Dari hadist riwayat Ummu Salamah diceritakan bagaimana proses lamaran tersebut.
"Ketika itu kulihat wajah Rasulullah nampak berseri-seri. Sambil tersenyum baginda berkata kepada Ali bin Abi Talib, 'Wahai Ali, apakah engkau mempunyai suatu bekal mas kawin? 
"Demi Allah," jawab Ali bin Abi Talib dengan terus terang, "Engkau sendiri mengetahui bagaimana keadaanku, tak ada sesuatu tentang diriku yang tidak engkau ketahui. Aku tidak mempunyai apa-apa selain sebuah baju besi, sebilah pedang dan seekor unta."
"Tentang pedangmu itu," kata Rasulullah menanggapi jawaban Ali bin Abi Talib, "Engkau tetap memerlukannya untuk meneruskan perjuangan di jalan Allah. Dan untamu itu engkau juga perlu untuk keperluan mengambil air bagi keluargamu dan juga engkau memerlukannya dalam perjalanan jauh. Oleh karena itu, aku hendak menikahkan engkau hanya atas dasar mas kawin sebuah baju besi saja. Aku puas menerima barang itu dari tanganmu. 
Wahai Ali, engkau wajib bergembira, sebab Allah sebenarnya sudah lebih dahulu menikahkan engkau di langit sebelum aku menikahkan engkau di bumi!". Demikianlah riwayat yang diceritakan Ummu Salamah r.a.
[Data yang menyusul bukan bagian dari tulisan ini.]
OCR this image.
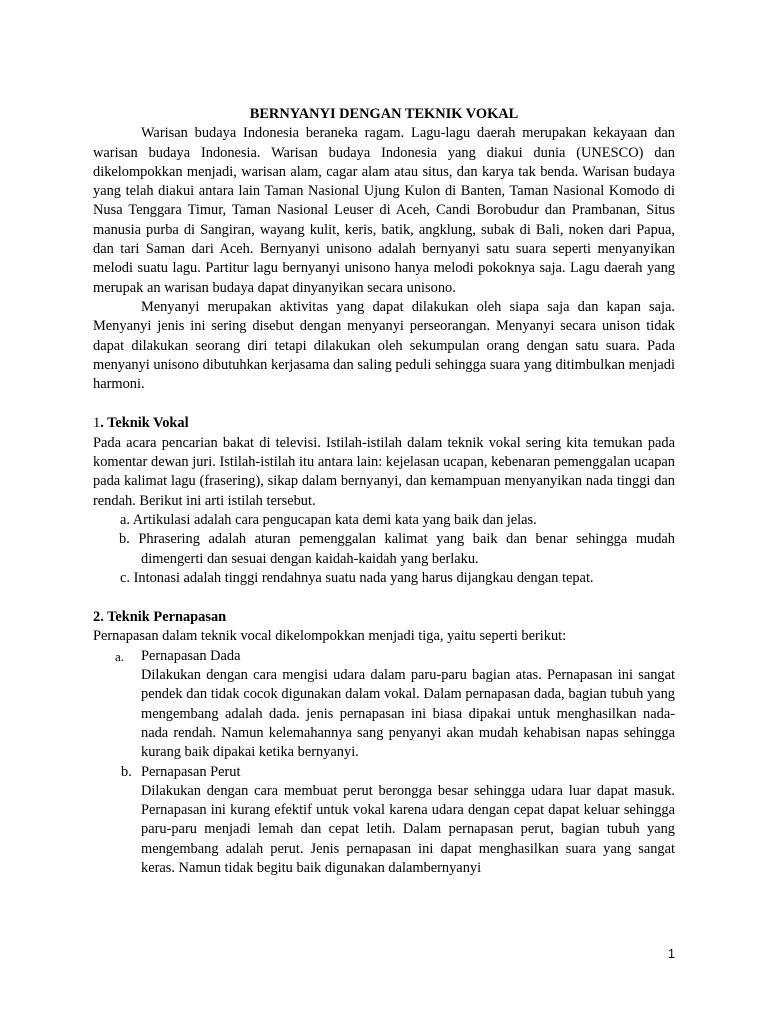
BERNYANYI DENGAN TEKNIK VOKAL

Warisan budaya Indonesia beraneka ragam. Lagu-lagu daerah merupakan kekayaan dan warisan budaya Indonesia. Warisan budaya Indonesia yang diakui dunia (UNESCO) dan dikelompokkan menjadi, warisan alam, cagar alam atau situs, dan karya tak benda. Warisan budaya yang telah diakui antara lain Taman Nasional Ujung Kulon di Banten, Taman Nasional Komodo di Nusa Tenggara Timur, Taman Nasional Leuser di Aceh, Candi Borobudur dan Prambanan, Situs manusia purba di Sangiran, wayang kulit, keris, batik, angklung, subak di Bali, noken dari Papua, dan tari Saman dari Aceh. Bernyanyi unisono adalah bernyanyi satu suara seperti menyanyikan melodi suatu lagu. Partitur lagu bernyanyi unisono hanya melodi pokoknya saja. Lagu daerah yang merupak an warisan budaya dapat dinyanyikan secara unisono.

Menyanyi merupakan aktivitas yang dapat dilakukan oleh siapa saja dan kapan saja. Menyanyi jenis ini sering disebut dengan menyanyi perseorangan. Menyanyi secara unison tidak dapat dilakukan seorang diri tetapi dilakukan oleh sekumpulan orang dengan satu suara. Pada menyanyi unisono dibutuhkan kerjasama dan saling peduli sehingga suara yang ditimbulkan menjadi harmoni.

1. Teknik Vokal

Pada acara pencarian bakat di televisi. Istilah-istilah dalam teknik vokal sering kita temukan pada komentar dewan juri. Istilah-istilah itu antara lain: kejelasan ucapan, kebenaran pemenggalan ucapan pada kalimat lagu (frasering), sikap dalam bernyanyi, dan kemampuan menyanyikan nada tinggi dan rendah. Berikut ini arti istilah tersebut.

a. Artikulasi adalah cara pengucapan kata demi kata yang baik dan jelas.
b. Phrasering adalah aturan pemenggalan kalimat yang baik dan benar sehingga mudah dimengerti dan sesuai dengan kaidah-kaidah yang berlaku.
c. Intonasi adalah tinggi rendahnya suatu nada yang harus dijangkau dengan tepat.

2. Teknik Pernapasan

Pernapasan dalam teknik vocal dikelompokkan menjadi tiga, yaitu seperti berikut:

a. Pernapasan Dada

Dilakukan dengan cara mengisi udara dalam paru-paru bagian atas. Pernapasan ini sangat pendek dan tidak cocok digunakan dalam vokal. Dalam pernapasan dada, bagian tubuh yang mengembang adalah dada. jenis pernapasan ini biasa dipakai untuk menghasilkan nada- nada rendah. Namun kelemahannya sang penyanyi akan mudah kehabisan napas sehingga kurang baik dipakai ketika bernyanyi.

b. Pernapasan Perut

Dilakukan dengan cara membuat perut berongga besar sehingga udara luar dapat masuk. Pernapasan ini kurang efektif untuk vokal karena udara dengan cepat dapat keluar sehingga paru-paru menjadi lemah dan cepat letih. Dalam pernapasan perut, bagian tubuh yang mengembang adalah perut. Jenis pernapasan ini dapat menghasilkan suara yang sangat keras. Namun tidak begitu baik digunakan dalambernyanyi

1
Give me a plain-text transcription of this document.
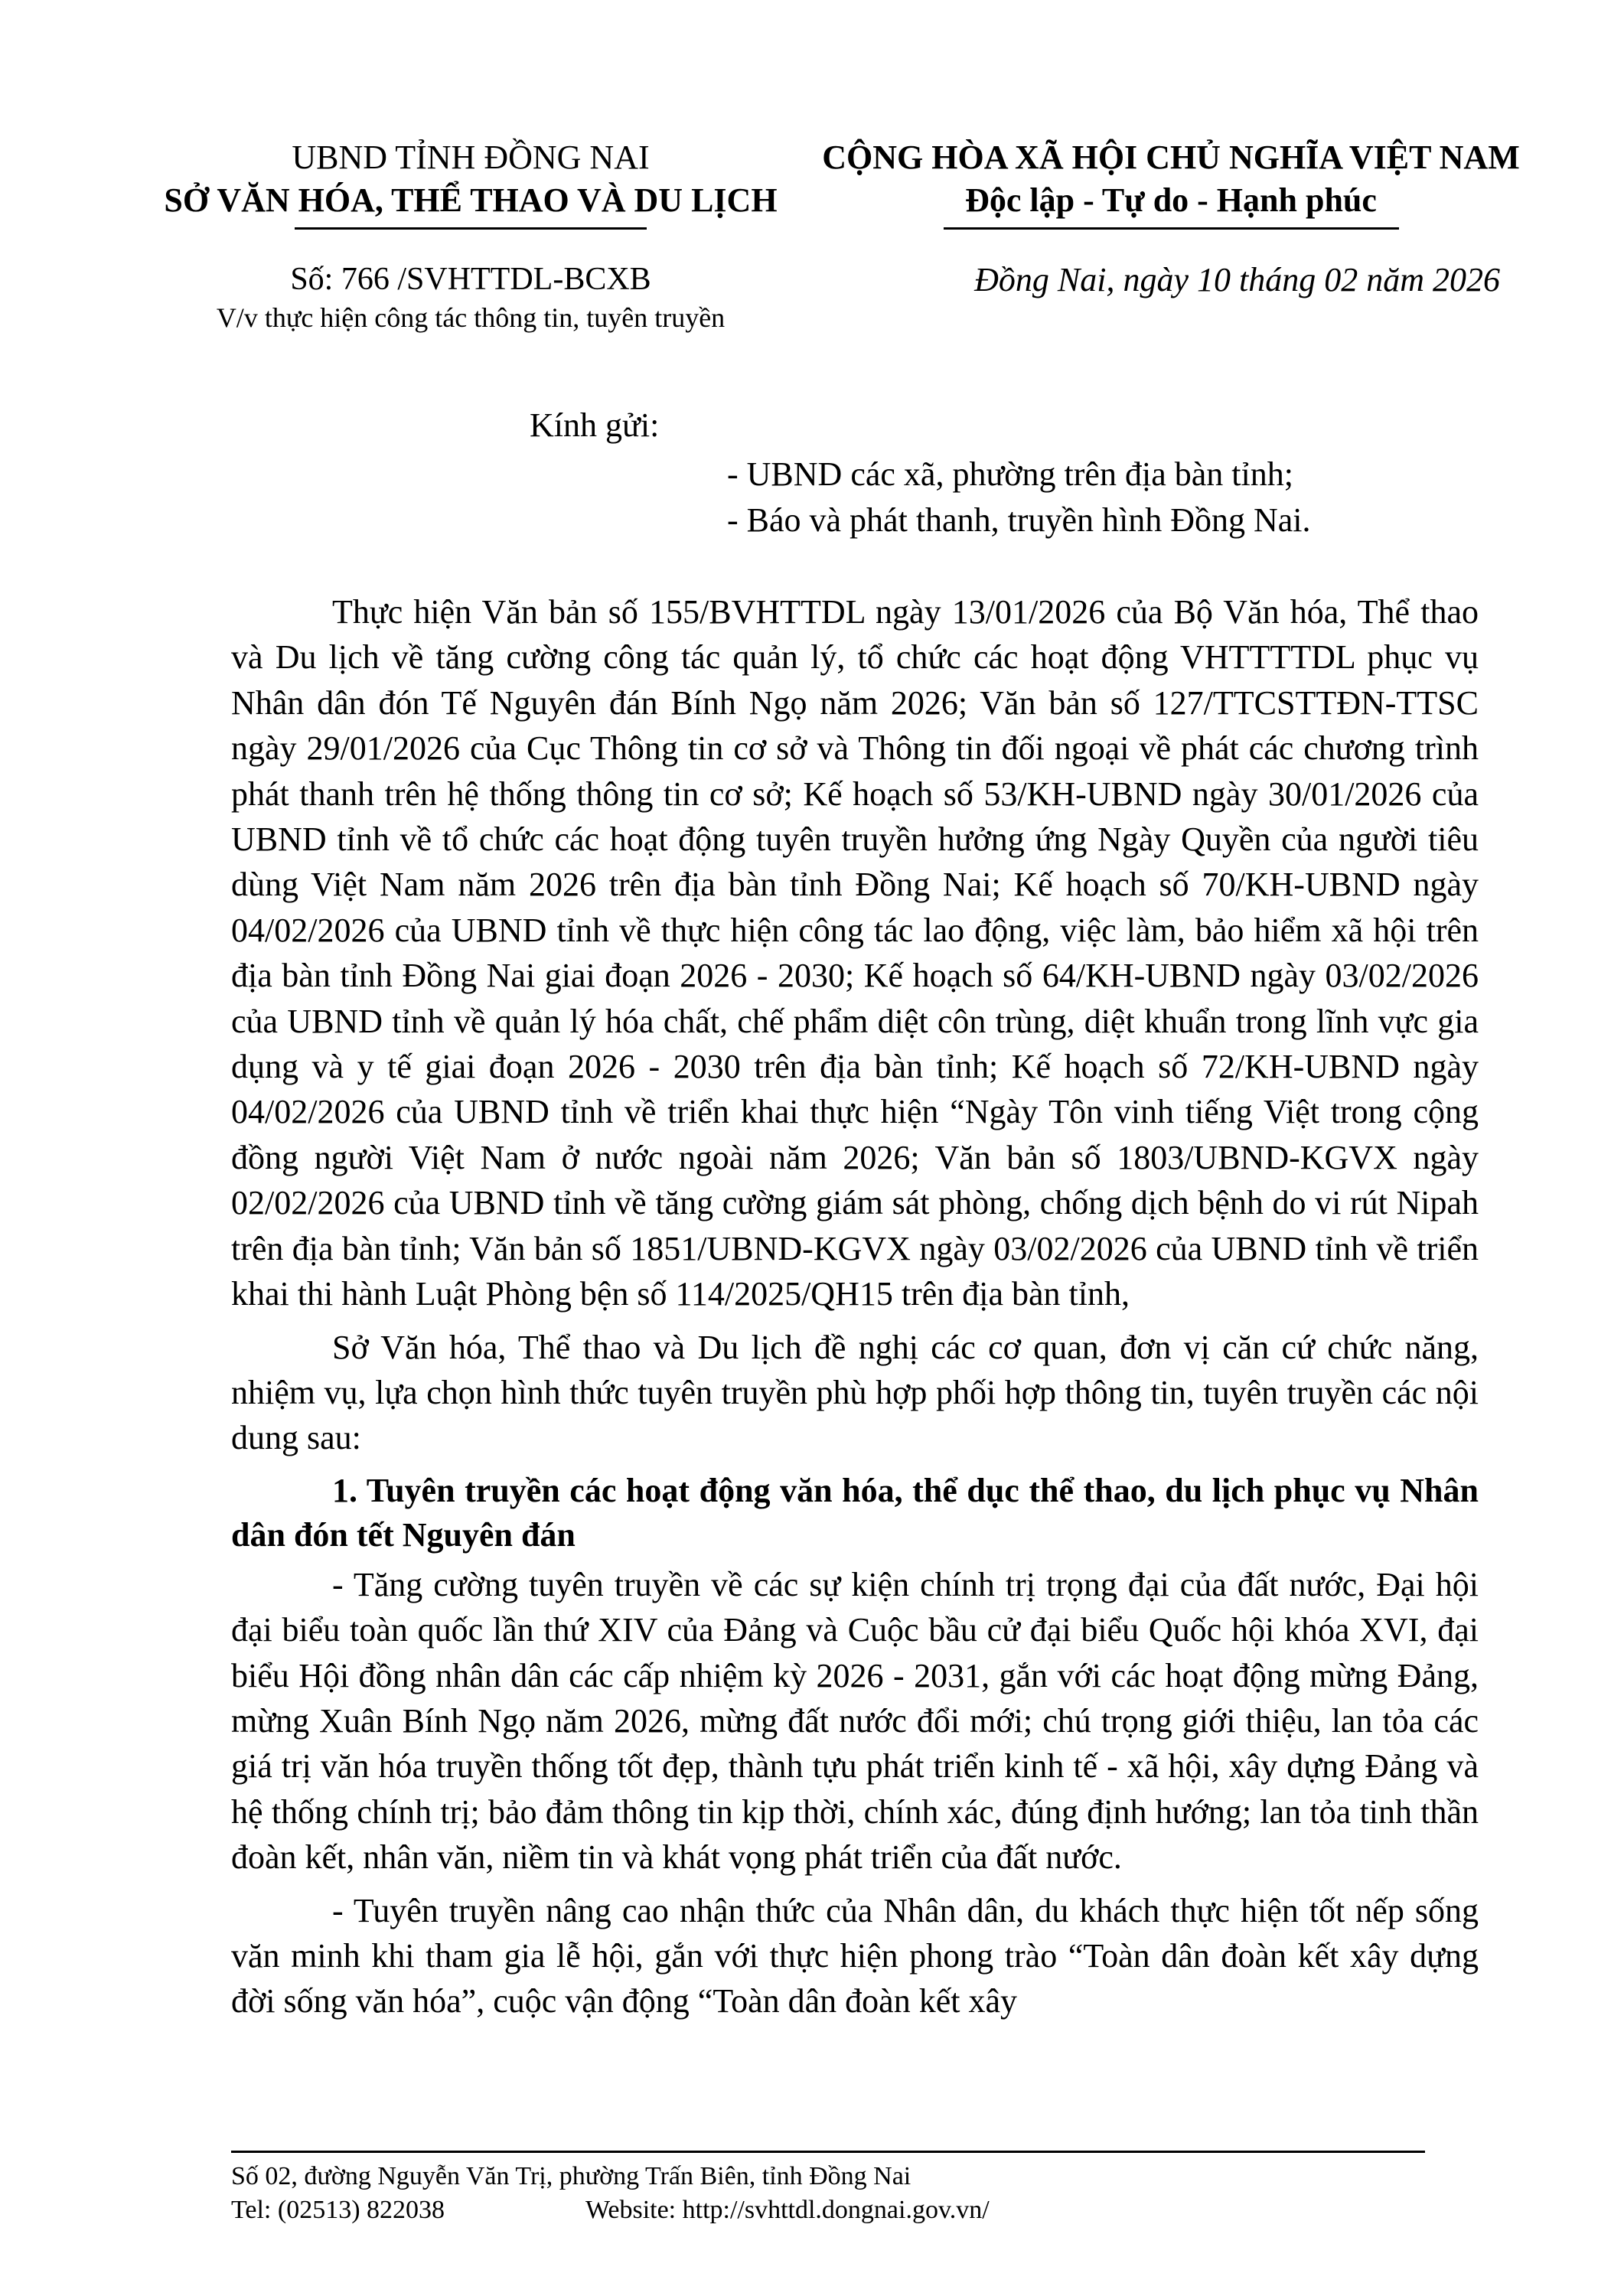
UBND TỈNH ĐỒNG NAI
SỞ VĂN HÓA, THỂ THAO VÀ DU LỊCH
CỘNG HÒA XÃ HỘI CHỦ NGHĨA VIỆT NAM
Độc lập - Tự do - Hạnh phúc
Số: 766 /SVHTTDL-BCXB
V/v thực hiện công tác thông tin, tuyên truyền
Đồng Nai, ngày 10 tháng 02 năm 2026
Kính gửi:
- UBND các xã, phường trên địa bàn tỉnh;
- Báo và phát thanh, truyền hình Đồng Nai.

Thực hiện Văn bản số 155/BVHTTDL ngày 13/01/2026 của Bộ Văn hóa, Thể thao và Du lịch về tăng cường công tác quản lý, tổ chức các hoạt động VHTTTTDL phục vụ Nhân dân đón Tế Nguyên đán Bính Ngọ năm 2026; Văn bản số 127/TTCSTTĐN-TTSC ngày 29/01/2026 của Cục Thông tin cơ sở và Thông tin đối ngoại về phát các chương trình phát thanh trên hệ thống thông tin cơ sở; Kế hoạch số 53/KH-UBND ngày 30/01/2026 của UBND tỉnh về tổ chức các hoạt động tuyên truyền hưởng ứng Ngày Quyền của người tiêu dùng Việt Nam năm 2026 trên địa bàn tỉnh Đồng Nai; Kế hoạch số 70/KH-UBND ngày 04/02/2026 của UBND tỉnh về thực hiện công tác lao động, việc làm, bảo hiểm xã hội trên địa bàn tỉnh Đồng Nai giai đoạn 2026 - 2030; Kế hoạch số 64/KH-UBND ngày 03/02/2026 của UBND tỉnh về quản lý hóa chất, chế phẩm diệt côn trùng, diệt khuẩn trong lĩnh vực gia dụng và y tế giai đoạn 2026 - 2030 trên địa bàn tỉnh; Kế hoạch số 72/KH-UBND ngày 04/02/2026 của UBND tỉnh về triển khai thực hiện “Ngày Tôn vinh tiếng Việt trong cộng đồng người Việt Nam ở nước ngoài năm 2026; Văn bản số 1803/UBND-KGVX ngày 02/02/2026 của UBND tỉnh về tăng cường giám sát phòng, chống dịch bệnh do vi rút Nipah trên địa bàn tỉnh; Văn bản số 1851/UBND-KGVX ngày 03/02/2026 của UBND tỉnh về triển khai thi hành Luật Phòng bện số 114/2025/QH15 trên địa bàn tỉnh,

Sở Văn hóa, Thể thao và Du lịch đề nghị các cơ quan, đơn vị căn cứ chức năng, nhiệm vụ, lựa chọn hình thức tuyên truyền phù hợp phối hợp thông tin, tuyên truyền các nội dung sau:

1. Tuyên truyền các hoạt động văn hóa, thể dục thể thao, du lịch phục vụ Nhân dân đón tết Nguyên đán

- Tăng cường tuyên truyền về các sự kiện chính trị trọng đại của đất nước, Đại hội đại biểu toàn quốc lần thứ XIV của Đảng và Cuộc bầu cử đại biểu Quốc hội khóa XVI, đại biểu Hội đồng nhân dân các cấp nhiệm kỳ 2026 - 2031, gắn với các hoạt động mừng Đảng, mừng Xuân Bính Ngọ năm 2026, mừng đất nước đổi mới; chú trọng giới thiệu, lan tỏa các giá trị văn hóa truyền thống tốt đẹp, thành tựu phát triển kinh tế - xã hội, xây dựng Đảng và hệ thống chính trị; bảo đảm thông tin kịp thời, chính xác, đúng định hướng; lan tỏa tinh thần đoàn kết, nhân văn, niềm tin và khát vọng phát triển của đất nước.

- Tuyên truyền nâng cao nhận thức của Nhân dân, du khách thực hiện tốt nếp sống văn minh khi tham gia lễ hội, gắn với thực hiện phong trào “Toàn dân đoàn kết xây dựng đời sống văn hóa”, cuộc vận động “Toàn dân đoàn kết xây

Số 02, đường Nguyễn Văn Trị, phường Trấn Biên, tỉnh Đồng Nai
Tel: (02513) 822038	Website: http://svhttdl.dongnai.gov.vn/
Juga sebagaimana hadits yang telah diriwayatkan Imam Abu Dawud dan an-Nasa`i dari Ibnu Abbas berkata, ketika Ali menikah dengan Fatimah, Rasulullah shallallohu ‘alaihi wasallam bersabda kepadanya, “Berikanlah sesuatu kepadanya.” Maksud beliau sebagai mahar pernikahan, 'Ali menjawab, “Aku tidak punya apa-apa.” Nabi shallallohu ‘alaihi wasallam bertanya, “Lalu di mana baju perang huthamiyah milikmu.” Hadits mengenai proses khitbah ‘Ali ini dishahihkan oleh al-Hakim. Yang dimaksud baju perang huthamiyah adalah penisbatan kepada Huthamah bin Muharib, salah satu marga dalam Bani Abdul Qais pembuat baju perang. Ada yang berkata, baju perang disebut dengan huthamiyah karena ia tuhatthimu (mematahkan atau menghancurkan) pedang karena kekuatannya.

Lamarannya berjawab, “Ahlan wa sahlan!” Kata itu meluncur tenang bersama senyum Rasulullah, bukan main gembiranya hati ‘Ali. Setelah segala sesuatunya siap sedia, dengan perasaan puas dan hati gembira, dan disaksikan oleh para sahabat, Rasulullah mengucapkan kata-kata ijab kabul pernikahan puterinya, kemudian Rasulullah bersabda:

“Sesungguhnya Allah Azza wa Jalla memerintahkan aku untuk menikahkan Fatimah puteri Khadijah dengan Ali bin Abi Thalib, maka saksikanlah sesungguhnya aku telah menikahkannya dengan maskawin empat ratus Fidhdhah (dalam nilai perak), dan Ali ridha (menerima) mahar tersebut.”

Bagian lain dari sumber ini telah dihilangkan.